Before surgery, low-grade glioma [19], cortical location [3, 6], temporal lobe involvement [3], and oligodendroglioma subtypes [6] have been identified as risk factors for preoperative seizures. For the individual patient, the occurrence of epileptic seizures acutely after craniotomy for a brain tumor is difficult to predict. Higher age [33, 34], small tumors [33], complete resections [33], and parietal lobe involvement [3] or diencephalic location [33] have been related to postoperative seizures. Regarding the influence of tumor grade, there are diverging results [10, 33]. The occurrence of seizures before surgery [1, 13, 19, 28, 34], especially if there is a long history of seizures [30] or if the seizures are focal [30] or uncontrolled [3], was positively correlated with seizures postoperatively. However, other studies showed no relationship between preoperative seizures or treatment with anti-epileptic drugs and postoperative seizures [4, 10, 20, 33].

Except for a tendency for more postoperative ischemic lesions in patients with early postoperative seizures, we did not discern differences in clinical factors between patients with or without seizures after surgery.
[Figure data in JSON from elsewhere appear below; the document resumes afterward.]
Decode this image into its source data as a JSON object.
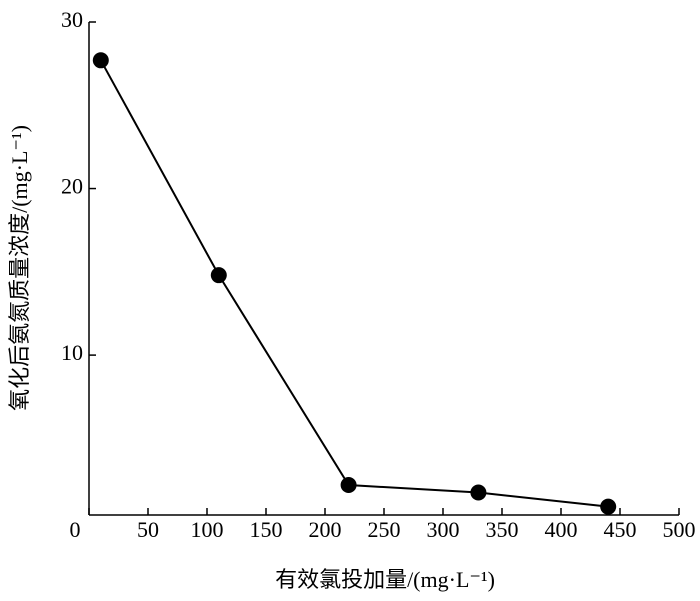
{
  "chart_data": {
    "type": "line",
    "x_label": "有效氯投加量/(mg·L⁻¹)",
    "y_label": "氧化后氨氮质量浓度/(mg·L⁻¹)",
    "x": [
      10,
      110,
      220,
      330,
      440
    ],
    "values": [
      27.7,
      14.8,
      2.2,
      1.75,
      0.9
    ],
    "color": "#000000",
    "xlim": [
      0,
      500
    ],
    "xticks": [
      0,
      50,
      100,
      150,
      200,
      250,
      300,
      350,
      400,
      450,
      500
    ],
    "ylim": [
      0.4,
      30
    ],
    "yticks": [
      10,
      20,
      30
    ]
  }
}
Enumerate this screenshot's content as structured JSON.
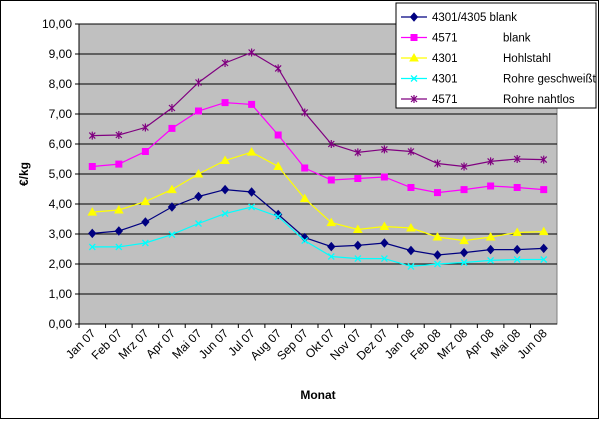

This may be because the number of patients with postoperative seizures was too small to reliably calculate risk factors for this group.

A recent meta-analysis showed a beneficial effect for AED prophylaxis on reducing the incidence of early postoperative seizures [21] but today, there is no general consensus for AED prophylaxis in patients with a brain tumor and no prior seizures [11, 15, 32, 38]. The three patients in this study who went through a second monitoring due to recurrent late seizures were on treatment with AED before surgery, but only one of the seven patients with early seizures used AED preoperatively.

To conclude, early postoperative seizures, including non-convulsive seizures, occurred in 7% of our patients. Within this group, non-convulsive seizures had longer durations than clinically overt seizures. However, non-convulsive seizures were not the cause of unexplained postoperative deterioration in this patient series. In cases of unclear deterioration, other treatable causes should be excluded.